En ce qui me concerne, c’est le 85 mm F/1.8 qui me convient. Je ne parle pas de sa qualité optique mais de la distance que cette focale induit entre le sujet et le photographe. Avec le 85 mm, on peut continuer à dialoguer avec la personne que l’on photographie. Les télé-objectifs sont très bien mais au delà du 135 mm, on est obligé de s’éloigner. Et surtout, ils sont encombrants. Compact et léger, le 85 mm peut se caser facilement dans un sac photo de taille moyenne. Il était devenu un outil incontournable dans les années 2000. J’avais eu la mauvaise idée de m’en séparer au profit d’un 70-200 F/4 L que j’utilisais rarement à cause de ses dimensions et de son poids. Le 85 mm a du coup refait son apparition dans mon équipement et me sert à nouveau lors de chaque séance portrait.

N’allez pas croire que je veuille vous inciter à acheter du matériel. Je partage simplement un retour d’expérience. Pendant une décennie, j’ai fonctionné avec le même matériel photo sans jamais me plaindre de son efficacité. Quand mes photos étaient ratées, je m’en prenais à moi-même. Tout s’est détérioré quand le numérique est apparu.

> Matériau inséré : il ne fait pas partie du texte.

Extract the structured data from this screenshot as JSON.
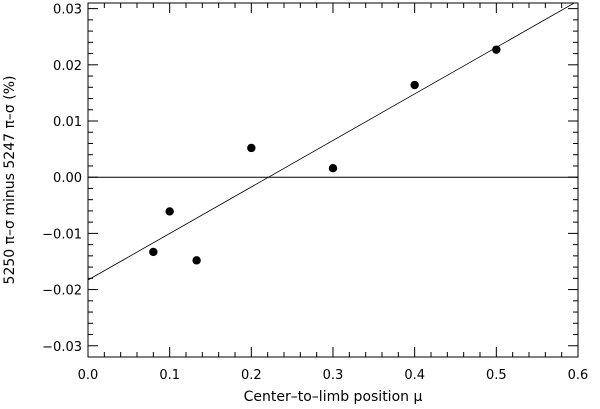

En 2003 ( l’année de mes débuts en numérique ), j’étais heureux de constater que les reflex numériques Canon acceptaient les objectifs standards des derniers reflex argentiques autofocus. Du coup, les 28, 35, 50 et 85 mm qui équipaient les EOS 3 et EOS 30 ont dans un premier temps bien servi. Puis je ne sais pas ce qui m’a pris. Les plaidoyers pour les zooms conçus spécialement pour le numérique m’ont converti au 17-40 et 70-200 de la gamme L. Je me suis empressé de virer les grands angles qui perdaient de leur intérêt sur un format APS-C, ainsi que le 85 mm. C’était une belle erreur.

L’arrivée du numérique dans mon sac photo a bouleversé ma façon de travailler la prise de vue. Je n’étais jamais pleinement satisfait de mon travail. Il y avait constamment des défauts qui me dérangeaient malgré les performances des deux zooms. Certes, les zooms que j’avais choisis allaient pouvoir couvrir la totalité des plages focales dont j’avais besoin. Mon calcul était simple : le 17-40 F/4 L faisait à lui seul le travail de quatre objectifs ( 20 mm, 24 mm, 28 mm et 35 mm ). J’étais forcément gagnant. De plus, les magazines spécialisés garantissaient une haute qualité d’image avec ce genre d’objectif sur les EOS 10D, 30D puis 40D que j’ai successivement utilisés. J’étais emballé et plusieurs années après ces deux zooms m’ont apporté satisfaction d’un point de vue qualitatif. Mais en me privant de ces focales fixes, j’ai perdu une chose essentielle : la notion de distance.

Je ne cadrais plus de la même manière. Je l’ai compris bien plus tard. J’étais moins efficace alors que les zooms devaient justement m’aider. Quand j’étais trop loin ou trop prés, je zoomais ou repassais au grand angle, au lieu de me placer à la bonne distance. Dans certains cas, mes cadrages n’étaient pas pertinents. Je n’aurais pas dû me délester des focales fixes. Les images étaient moins bonnes. C’est surtout en argentique que j’ai senti la différence. Finalement, j’ai décidé de faire marche arrière en reconstituant un parc d’objectifs principalement composés de focales fixes, comme avant l’arrivée des pixels. Depuis mon retour aux focales fixes, tout est rentré dans l’ordre. Les portraits en noir et blanc argentique sont bien meilleurs avec le 85 mm.